More of the the deserted cinema site in the centre of Tunbridge Wells. Not pretty, but with dramatic potential.
A pop-up (temporary) chocolate shop has opened in Chapel Place. Demonstrating his wares is a pรขtissier called Damian Allsop who has been associated with a number of Michelin starred restaurants in London and, I think, Spain. I have always liked the idea of hot chocolate but hot chocolate without milk. His foaming chocolate is something I have hoped to find for a long time, and not far removed from what was served in the chocolaterias which you used to find in Madrid and other Spanish cities. Probably better though. The chocolate comes from a carefully nurtured source in Ecuador and its taste lingers long after you have finished drinking it or eating the solid chocolates on offer. None of his chocolates involve dairy products relying instead on what he calls a water ganache which dispenses with the use of cream or butter, but taste none the worse for it. In the words of the Michelin Guide, worth a diversion.
The wake of the row over the behaviour of the Press and the Leverson Report of which the Media is full and the country is divided now seems to reach to the horizon. Should a free Press be underpinned by a body independent, but established under the law? Or be left under the scrutiny of one free of any government involvement but equipped with a new and sharper set of teeth than the present ineffective complaints procedure? The debate has been fiery and for once, for a debate, intelligent and largely politics-free.
Meanwhile I confess to barely reading the papers at all. I get my news from the radio, TV, the BBC web site and a magazine called The Week which contains summaries of the weeks goings on, national and international. The Independent newspaper which we take, provides, after I have scanned the headline, me with a Sudoku to keep me alert in the morning after breakfast
2 comments:
We've shared a number of enthusiasms and antipathies over the years but here's something quite new (as far as I'm concerned) and quite fundamental. Back in my schooldays l, like you, and thousands of other children used to receive free milk at school. At age nine I abruptly decided I didn't like the taste of milk and stopped drinking it au nature. Milk lingered on in tea and coffee but eventually I started taking both of those "black". Milk's final manifestation was as a diluent for corn-flakes which I dropped about fifteen years ago (my present-day muesli is wetted with orange juice).

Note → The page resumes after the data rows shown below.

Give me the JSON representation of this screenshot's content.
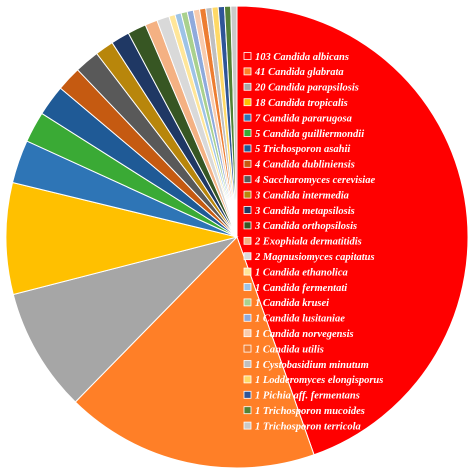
{
  "chart_data": {
    "type": "pie",
    "title": "",
    "legend_position": "center-right",
    "slices": [
      {
        "value": 103,
        "label": "103 Candida albicans",
        "color": "#FF0000"
      },
      {
        "value": 41,
        "label": "41 Candida glabrata",
        "color": "#FF7F27"
      },
      {
        "value": 20,
        "label": "20 Candida parapsilosis",
        "color": "#A6A6A6"
      },
      {
        "value": 18,
        "label": "18 Candida tropicalis",
        "color": "#FFC000"
      },
      {
        "value": 7,
        "label": "7 Candida pararugosa",
        "color": "#2E75B6"
      },
      {
        "value": 5,
        "label": "5 Candida guilliermondii",
        "color": "#3AAA35"
      },
      {
        "value": 5,
        "label": "5 Trichosporon asahii",
        "color": "#1F5A96"
      },
      {
        "value": 4,
        "label": "4 Candida dubliniensis",
        "color": "#C55A11"
      },
      {
        "value": 4,
        "label": "4 Saccharomyces cerevisiae",
        "color": "#595959"
      },
      {
        "value": 3,
        "label": "3 Candida intermedia",
        "color": "#B8860B"
      },
      {
        "value": 3,
        "label": "3 Candida metapsilosis",
        "color": "#1F3864"
      },
      {
        "value": 3,
        "label": "3 Candida orthopsilosis",
        "color": "#375623"
      },
      {
        "value": 2,
        "label": "2 Exophiala dermatitidis",
        "color": "#F4B183"
      },
      {
        "value": 2,
        "label": "2 Magnusiomyces capitatus",
        "color": "#D9D9D9"
      },
      {
        "value": 1,
        "label": "1 Candida ethanolica",
        "color": "#FFE699"
      },
      {
        "value": 1,
        "label": "1 Candida fermentati",
        "color": "#9DC3E6"
      },
      {
        "value": 1,
        "label": "1 Candida krusei",
        "color": "#A9D18E"
      },
      {
        "value": 1,
        "label": "1 Candida lusitaniae",
        "color": "#8FAADC"
      },
      {
        "value": 1,
        "label": "1 Candida norvegensis",
        "color": "#F8CBAD"
      },
      {
        "value": 1,
        "label": "1 Candida utilis",
        "color": "#ED7D31"
      },
      {
        "value": 1,
        "label": "1 Cystobasidium minutum",
        "color": "#BFBFBF"
      },
      {
        "value": 1,
        "label": "1 Lodderomyces elongisporus",
        "color": "#FFD966"
      },
      {
        "value": 1,
        "label": "1 Pichia aff. fermentans",
        "color": "#2F5597"
      },
      {
        "value": 1,
        "label": "1 Trichosporon mucoides",
        "color": "#548235"
      },
      {
        "value": 1,
        "label": "1 Trichosporon terricola",
        "color": "#C9C9C9"
      }
    ]
  }
}
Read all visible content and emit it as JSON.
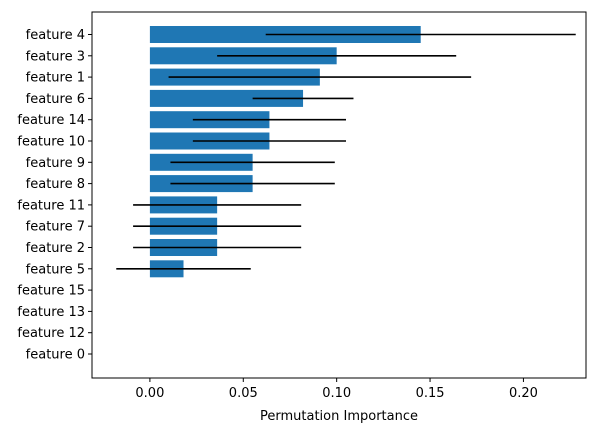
{
  "chart_data": {
    "type": "bar",
    "orientation": "horizontal",
    "title": "",
    "xlabel": "Permutation Importance",
    "ylabel": "",
    "xlim": [
      -0.031,
      0.2335
    ],
    "xticks": [
      0.0,
      0.05,
      0.1,
      0.15,
      0.2
    ],
    "xtick_labels": [
      "0.00",
      "0.05",
      "0.10",
      "0.15",
      "0.20"
    ],
    "grid": false,
    "bar_color": "#1f77b4",
    "error_bar_color": "#000000",
    "categories": [
      "feature 4",
      "feature 3",
      "feature 1",
      "feature 6",
      "feature 14",
      "feature 10",
      "feature 9",
      "feature 8",
      "feature 11",
      "feature 7",
      "feature 2",
      "feature 5",
      "feature 15",
      "feature 13",
      "feature 12",
      "feature 0"
    ],
    "values": [
      0.145,
      0.1,
      0.091,
      0.082,
      0.064,
      0.064,
      0.055,
      0.055,
      0.036,
      0.036,
      0.036,
      0.018,
      0.0,
      0.0,
      0.0,
      0.0
    ],
    "errors": [
      0.083,
      0.064,
      0.081,
      0.027,
      0.041,
      0.041,
      0.044,
      0.044,
      0.045,
      0.045,
      0.045,
      0.036,
      0.0,
      0.0,
      0.0,
      0.0
    ]
  }
}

Why? I loathe the taste (especially when I'm able to detect the results of pasteurisation), the smell of warmed milk acts as a huge emetic, and I become neurotic if not paranoid in the presence of "skin". In American movies men were often shown opening the fridge door, grabbing a bottle or carton of milk and swigging from the neck; at this point I had to look away.
Certainly hot chocolate or, as I would call it, cocoa was lost to me decades ago because of the association. I even worry (if not terminally) about its function in cooking. As recently as last week VR bought from a new stall in Hereford's market two superb pieces of very lightly smoked haddock and I had the misfortune to enter the kitchen and see her heating up this fish in a frying pan of water lightly coloured with milk. She was quite firm with me and I'm glad; the haddock was excellent, very subtle. But always this uneasiness.
Are we friends united in lactiphobia? A strong bond indeed.
As a cook I usually know the likes and dislikes of friends and family. I registered you as a fellow lactophobe some time ago. For me, the skin of boiled milk is equivalent to the rats which confronted Winston Smith in Room 101.
Smoked haddock, in particular abroath smokies poached in milk, is no problem for me though. Neither are cream sauces or icecream sometimes made with milk. And I love cheese, probably too much. And butter.
When Mrs Thatcher removed free milk from the diet of school children I was dry-eyed.